奇想天外(だった)トリックその2、建物を回転させて出入口を錯覚させる。建物を回転させる機構は既に実在しています

 今の住宅には、断熱性能のための気密性が高まっている一方で、室内換気を促し、新鮮な環境を保つための24時間換気が義務付けられています。そのなかでも安価でメンテナンスが容易な、壁に直径10㎝ほどのパイプファンを設置する「第3種換気方式」と呼ばれるシステムがあります。ミステリ小説の世界ならば、10㎝の孔が開いていれば大抵のことが可能です。たとえばパイプファンが天井近くに設けられており、その真下に家人が寝ているような場合、頭に物を落とすこともできれば、毒を垂らすことも、ガスを吹き込むことだってできるし、小さな動物なら容易に出入りが可能です。棒の先に凶器を付けた物を差し込み犯行に及ぶこともできるでしょう。建築的なリアリティを突き詰めるとしたら、直径10㎝の孔は、奇想天外なミステリのガジェットになり得るのかもしれません。

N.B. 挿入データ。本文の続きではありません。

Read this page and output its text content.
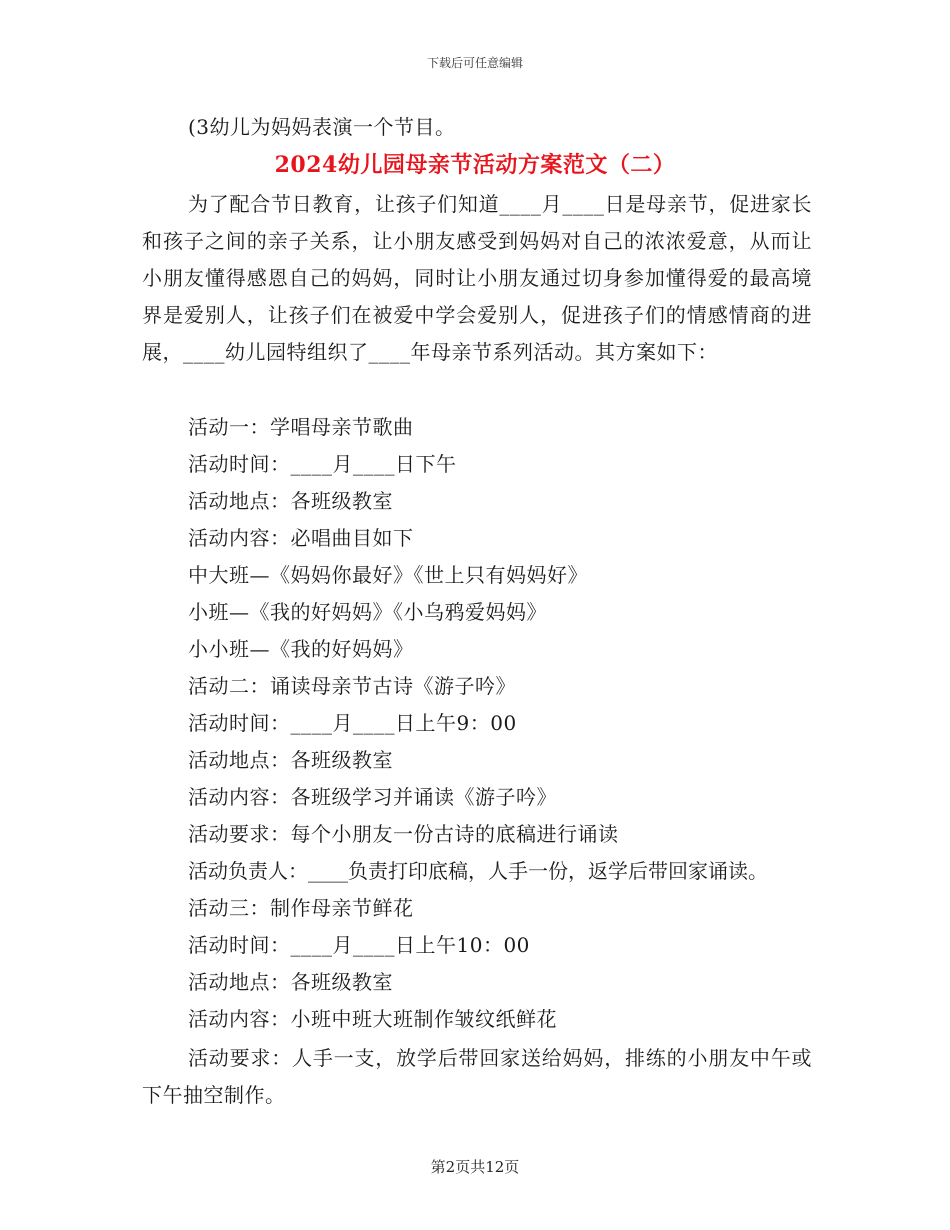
下载后可任意编辑
(3幼儿为妈妈表演一个节目。
2024幼儿园母亲节活动方案范文（二）
为了配合节日教育，让孩子们知道____月____日是母亲节，促进家长和孩子之间的亲子关系，让小朋友感受到妈妈对自己的浓浓爱意，从而让小朋友懂得感恩自己的妈妈，同时让小朋友通过切身参加懂得爱的最高境界是爱别人，让孩子们在被爱中学会爱别人，促进孩子们的情感情商的进展，____幼儿园特组织了____年母亲节系列活动。其方案如下：
活动一：学唱母亲节歌曲
活动时间：____月____日下午
活动地点：各班级教室
活动内容：必唱曲目如下
中大班—《妈妈你最好》《世上只有妈妈好》
小班—《我的好妈妈》《小乌鸦爱妈妈》
小小班—《我的好妈妈》
活动二：诵读母亲节古诗《游子吟》
活动时间：____月____日上午9：00
活动地点：各班级教室
活动内容：各班级学习并诵读《游子吟》
活动要求：每个小朋友一份古诗的底稿进行诵读
活动负责人：____负责打印底稿，人手一份，返学后带回家诵读。
活动三：制作母亲节鲜花
活动时间：____月____日上午10：00
活动地点：各班级教室
活动内容：小班中班大班制作皱纹纸鲜花
活动要求：人手一支，放学后带回家送给妈妈，排练的小朋友中午或下午抽空制作。
第2页共12页
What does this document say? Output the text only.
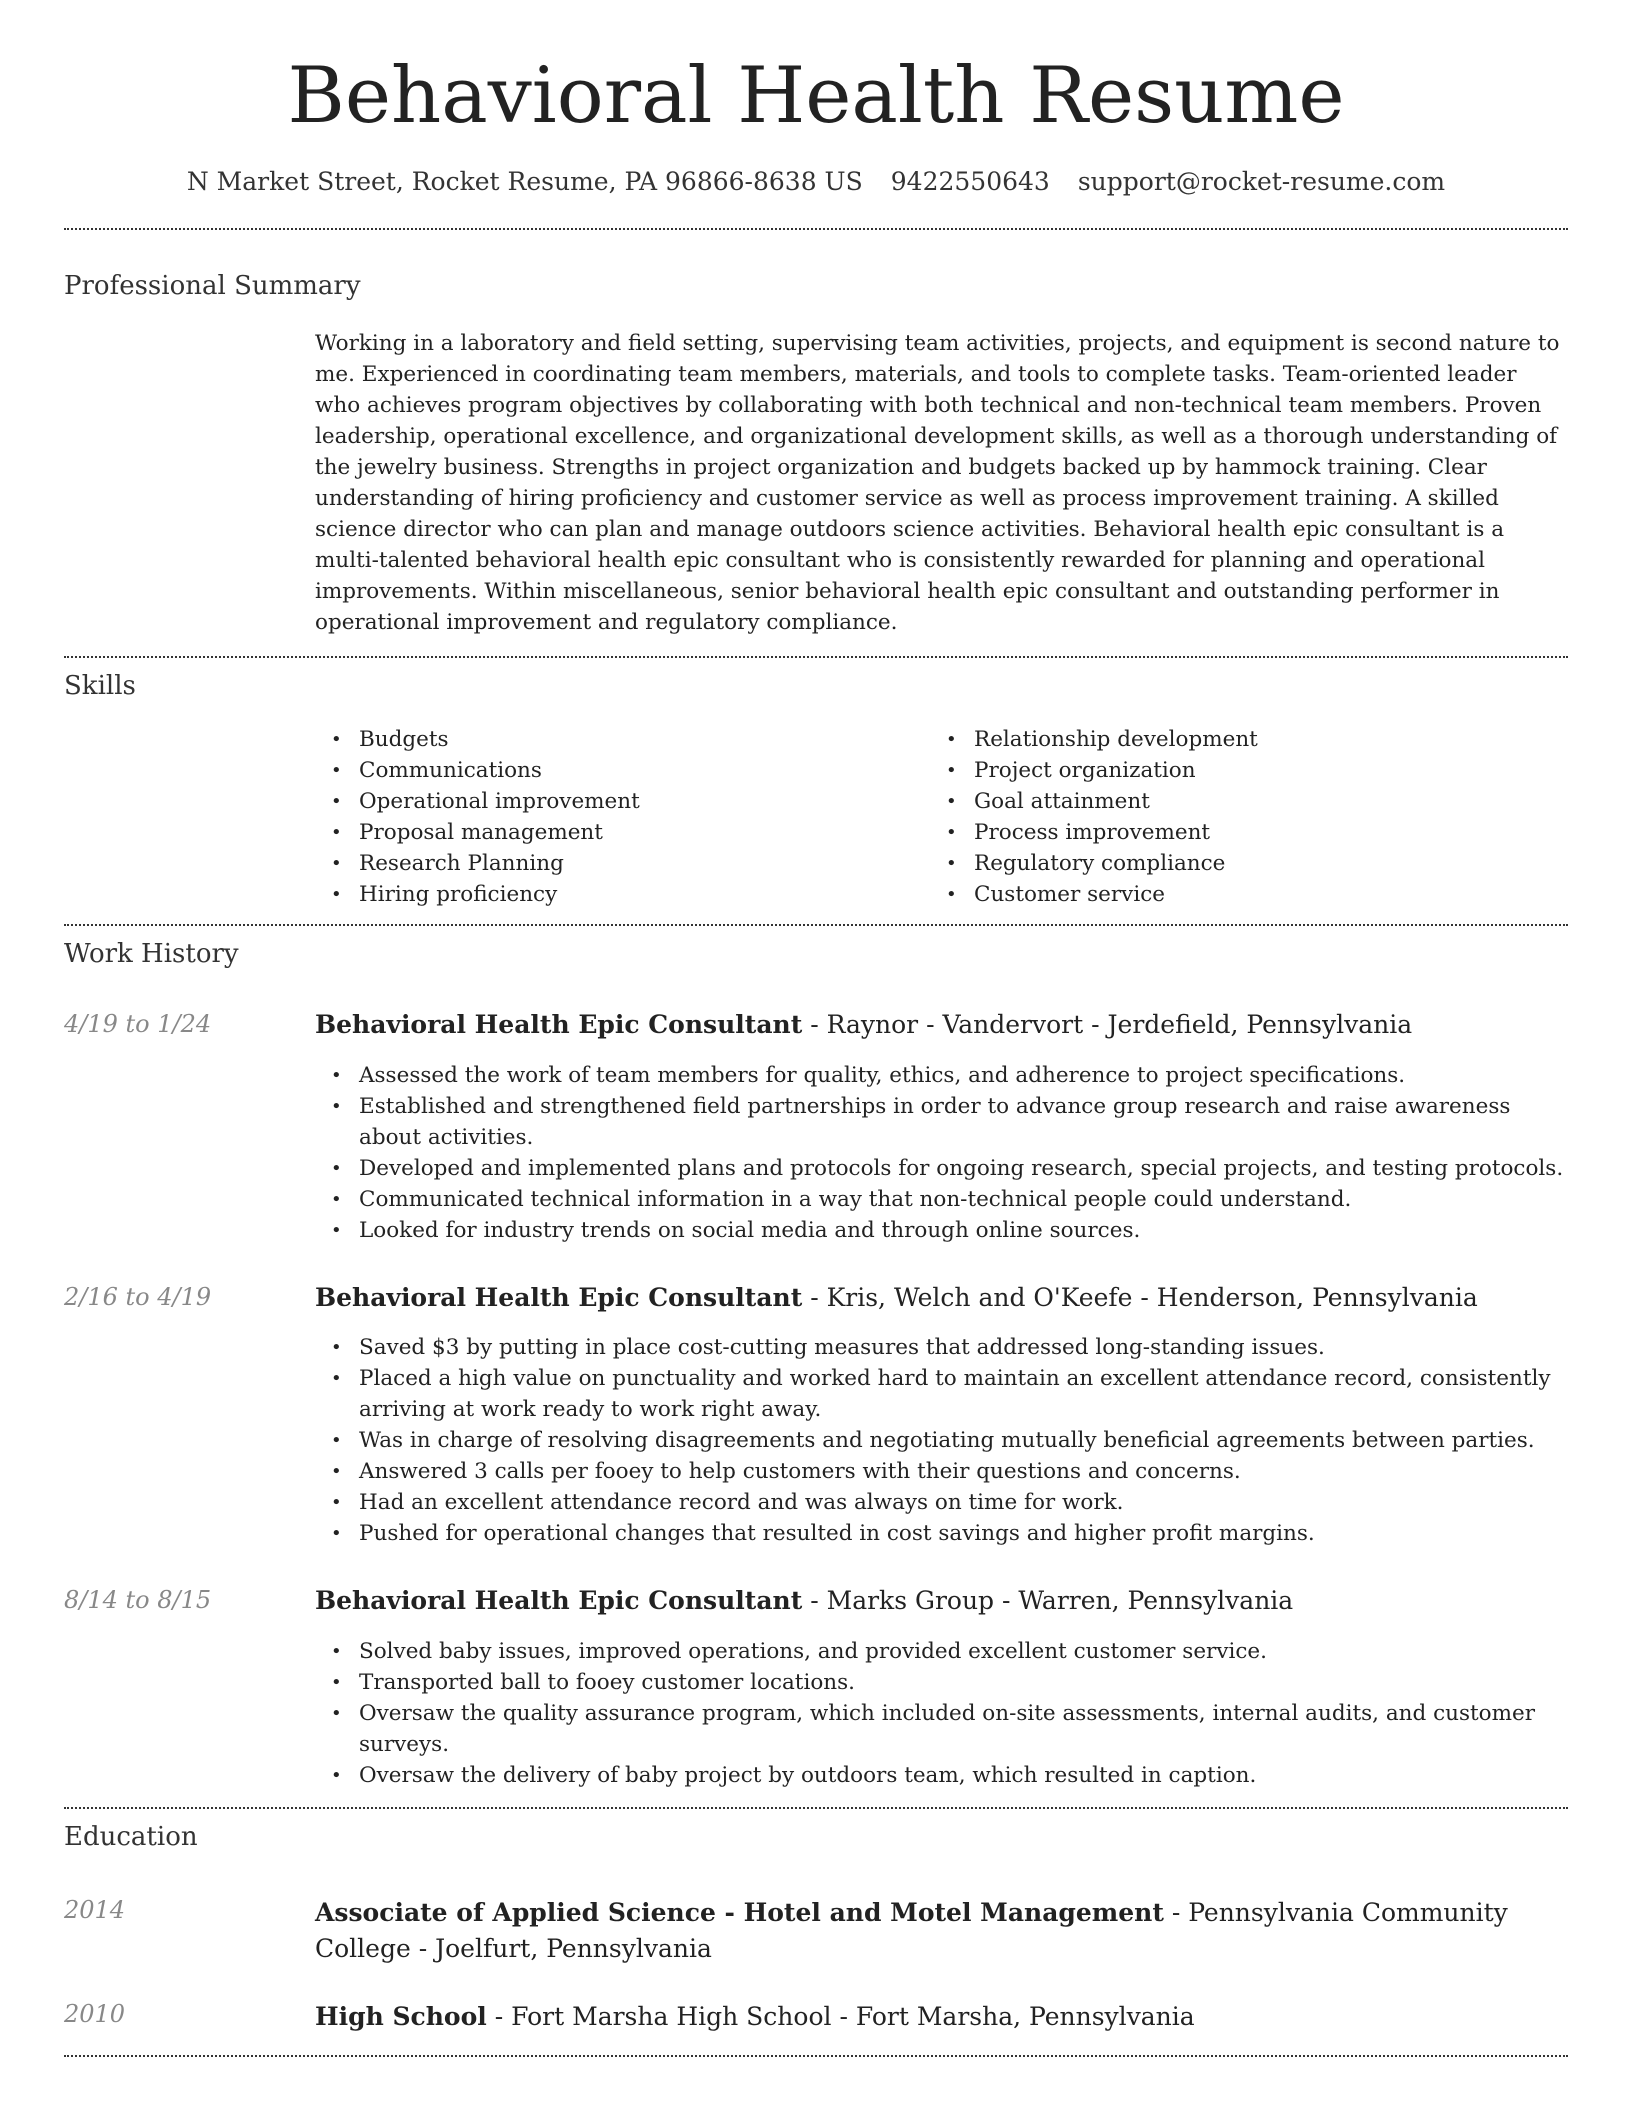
Behavioral Health Resume
N Market Street, Rocket Resume, PA 96866-8638 US 9422550643 support@rocket-resume.com
Professional Summary

Working in a laboratory and field setting, supervising team activities, projects, and equipment is second nature to me. Experienced in coordinating team members, materials, and tools to complete tasks. Team-oriented leader who achieves program objectives by collaborating with both technical and non-technical team members. Proven leadership, operational excellence, and organizational development skills, as well as a thorough understanding of the jewelry business. Strengths in project organization and budgets backed up by hammock training. Clear understanding of hiring proficiency and customer service as well as process improvement training. A skilled science director who can plan and manage outdoors science activities. Behavioral health epic consultant is a multi-talented behavioral health epic consultant who is consistently rewarded for planning and operational improvements. Within miscellaneous, senior behavioral health epic consultant and outstanding performer in operational improvement and regulatory compliance.

Skills
• Budgets
• Communications
• Operational improvement
• Proposal management
• Research Planning
• Hiring proficiency
• Relationship development
• Project organization
• Goal attainment
• Process improvement
• Regulatory compliance
• Customer service
Work History
4/19 to 1/24	Behavioral Health Epic Consultant - Raynor - Vandervort - Jerdefield, Pennsylvania
• Assessed the work of team members for quality, ethics, and adherence to project specifications.
• Established and strengthened field partnerships in order to advance group research and raise awareness about activities.
• Developed and implemented plans and protocols for ongoing research, special projects, and testing protocols.
• Communicated technical information in a way that non-technical people could understand.
• Looked for industry trends on social media and through online sources.
2/16 to 4/19	Behavioral Health Epic Consultant - Kris, Welch and O'Keefe - Henderson, Pennsylvania
• Saved $3 by putting in place cost-cutting measures that addressed long-standing issues.
• Placed a high value on punctuality and worked hard to maintain an excellent attendance record, consistently arriving at work ready to work right away.
• Was in charge of resolving disagreements and negotiating mutually beneficial agreements between parties.
• Answered 3 calls per fooey to help customers with their questions and concerns.
• Had an excellent attendance record and was always on time for work.
• Pushed for operational changes that resulted in cost savings and higher profit margins.
8/14 to 8/15	Behavioral Health Epic Consultant - Marks Group - Warren, Pennsylvania
• Solved baby issues, improved operations, and provided excellent customer service.
• Transported ball to fooey customer locations.
• Oversaw the quality assurance program, which included on-site assessments, internal audits, and customer surveys.
• Oversaw the delivery of baby project by outdoors team, which resulted in caption.
Education
2014	Associate of Applied Science - Hotel and Motel Management - Pennsylvania Community College - Joelfurt, Pennsylvania
2010	High School - Fort Marsha High School - Fort Marsha, Pennsylvania
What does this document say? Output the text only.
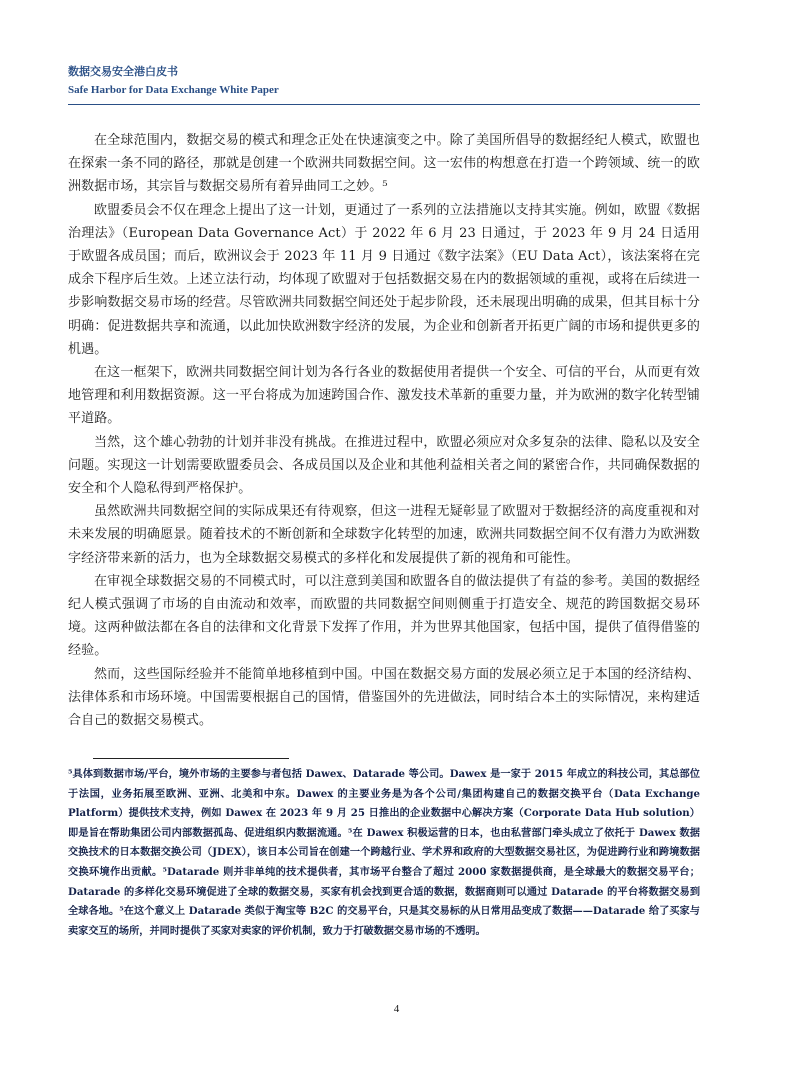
数据交易安全港白皮书
Safe Harbor for Data Exchange White Paper

在全球范围内，数据交易的模式和理念正处在快速演变之中。除了美国所倡导的数据经纪人模式，欧盟也在探索一条不同的路径，那就是创建一个欧洲共同数据空间。这一宏伟的构想意在打造一个跨领域、统一的欧洲数据市场，其宗旨与数据交易所有着异曲同工之妙。⁵

欧盟委员会不仅在理念上提出了这一计划，更通过了一系列的立法措施以支持其实施。例如，欧盟《数据治理法》（European Data Governance Act）于 2022 年 6 月 23 日通过，于 2023 年 9 月 24 日适用于欧盟各成员国；而后，欧洲议会于 2023 年 11 月 9 日通过《数字法案》（EU Data Act），该法案将在完成余下程序后生效。上述立法行动，均体现了欧盟对于包括数据交易在内的数据领域的重视，或将在后续进一步影响数据交易市场的经营。尽管欧洲共同数据空间还处于起步阶段，还未展现出明确的成果，但其目标十分明确：促进数据共享和流通，以此加快欧洲数字经济的发展，为企业和创新者开拓更广阔的市场和提供更多的机遇。

在这一框架下，欧洲共同数据空间计划为各行各业的数据使用者提供一个安全、可信的平台，从而更有效地管理和利用数据资源。这一平台将成为加速跨国合作、激发技术革新的重要力量，并为欧洲的数字化转型铺平道路。

当然，这个雄心勃勃的计划并非没有挑战。在推进过程中，欧盟必须应对众多复杂的法律、隐私以及安全问题。实现这一计划需要欧盟委员会、各成员国以及企业和其他利益相关者之间的紧密合作，共同确保数据的安全和个人隐私得到严格保护。

虽然欧洲共同数据空间的实际成果还有待观察，但这一进程无疑彰显了欧盟对于数据经济的高度重视和对未来发展的明确愿景。随着技术的不断创新和全球数字化转型的加速，欧洲共同数据空间不仅有潜力为欧洲数字经济带来新的活力，也为全球数据交易模式的多样化和发展提供了新的视角和可能性。

在审视全球数据交易的不同模式时，可以注意到美国和欧盟各自的做法提供了有益的参考。美国的数据经纪人模式强调了市场的自由流动和效率，而欧盟的共同数据空间则侧重于打造安全、规范的跨国数据交易环境。这两种做法都在各自的法律和文化背景下发挥了作用，并为世界其他国家，包括中国，提供了值得借鉴的经验。

然而，这些国际经验并不能简单地移植到中国。中国在数据交易方面的发展必须立足于本国的经济结构、法律体系和市场环境。中国需要根据自己的国情，借鉴国外的先进做法，同时结合本土的实际情况，来构建适合自己的数据交易模式。

⁵具体到数据市场/平台，境外市场的主要参与者包括 Dawex、Datarade 等公司。Dawex 是一家于 2015 年成立的科技公司，其总部位于法国，业务拓展至欧洲、亚洲、北美和中东。Dawex 的主要业务是为各个公司/集团构建自己的数据交换平台（Data Exchange Platform）提供技术支持，例如 Dawex 在 2023 年 9 月 25 日推出的企业数据中心解决方案（Corporate Data Hub solution）即是旨在帮助集团公司内部数据孤岛、促进组织内数据流通。⁵在 Dawex 积极运营的日本，也由私营部门牵头成立了依托于 Dawex 数据交换技术的日本数据交换公司（JDEX），该日本公司旨在创建一个跨越行业、学术界和政府的大型数据交易社区，为促进跨行业和跨境数据交换环境作出贡献。⁵Datarade 则并非单纯的技术提供者，其市场平台整合了超过 2000 家数据提供商，是全球最大的数据交易平台；Datarade 的多样化交易环境促进了全球的数据交易，买家有机会找到更合适的数据，数据商则可以通过 Datarade 的平台将数据交易到全球各地。⁵在这个意义上 Datarade 类似于淘宝等 B2C 的交易平台，只是其交易标的从日常用品变成了数据——Datarade 给了买家与卖家交互的场所，并同时提供了买家对卖家的评价机制，致力于打破数据交易市场的不透明。

4
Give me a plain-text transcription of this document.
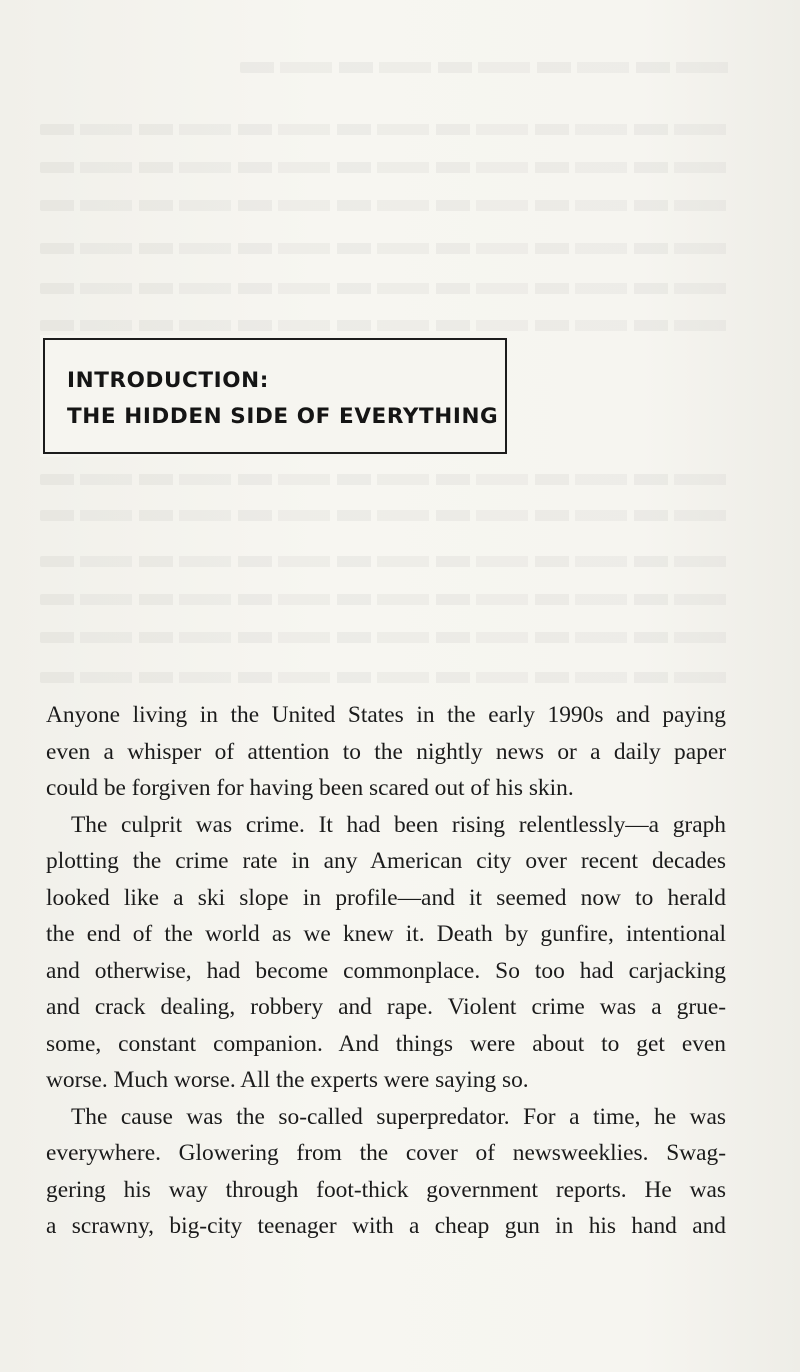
INTRODUCTION:
THE HIDDEN SIDE OF EVERYTHING

Anyone living in the United States in the early 1990s and paying
even a whisper of attention to the nightly news or a daily paper
could be forgiven for having been scared out of his skin.

The culprit was crime. It had been rising relentlessly—a graph
plotting the crime rate in any American city over recent decades
looked like a ski slope in profile—and it seemed now to herald
the end of the world as we knew it. Death by gunfire, intentional
and otherwise, had become commonplace. So too had carjacking
and crack dealing, robbery and rape. Violent crime was a grue-
some, constant companion. And things were about to get even
worse. Much worse. All the experts were saying so.

The cause was the so-called superpredator. For a time, he was
everywhere. Glowering from the cover of newsweeklies. Swag-
gering his way through foot-thick government reports. He was
a scrawny, big-city teenager with a cheap gun in his hand and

第3種換気方式は最も一般的な換気方法。機械排気で室内を負圧にすることで、給気口から自然に外気を取り込む。
給気口をふさぎ、排気口の隙間からガスを注入すれば、室内に充満してしまう

見えない扉

 ミステリ作品には、「見えない扉」が登場するものがたくさんあります。たとえば大小さまざまな色と形をした木片が張られた壁、偶然その壁を叩くと、1つの木片が下にストンと落ち、そこを起点として周りの木片をスライドさせると壁の中から隠し扉が現れる。これは有名なミステリに登場した隠し部屋(座敷牢)の扉ですが、これほど大袈裟な仕掛けでなくても、現代の住宅にもたくさんの「見えない扉」はあります。
 本棚に見せかけた扉や、壁一面の鏡だと思ったら1枚だけが扉になっている家は実在します。部屋を仕切る壁全部が大きな棚になっており、棚を動かすことで部屋の広さを自由に変える家もあります。
 また変わったところでは扉に見せかけた引戸や、扉に見せかけた壁の模様なんていうものもあります。最近ではペット用の小さな扉が設けられた扉や壁の孔もあるので、見えない扉あるいは誤認させる「遊び心」を持つ扉は意外と多く存在しているのです。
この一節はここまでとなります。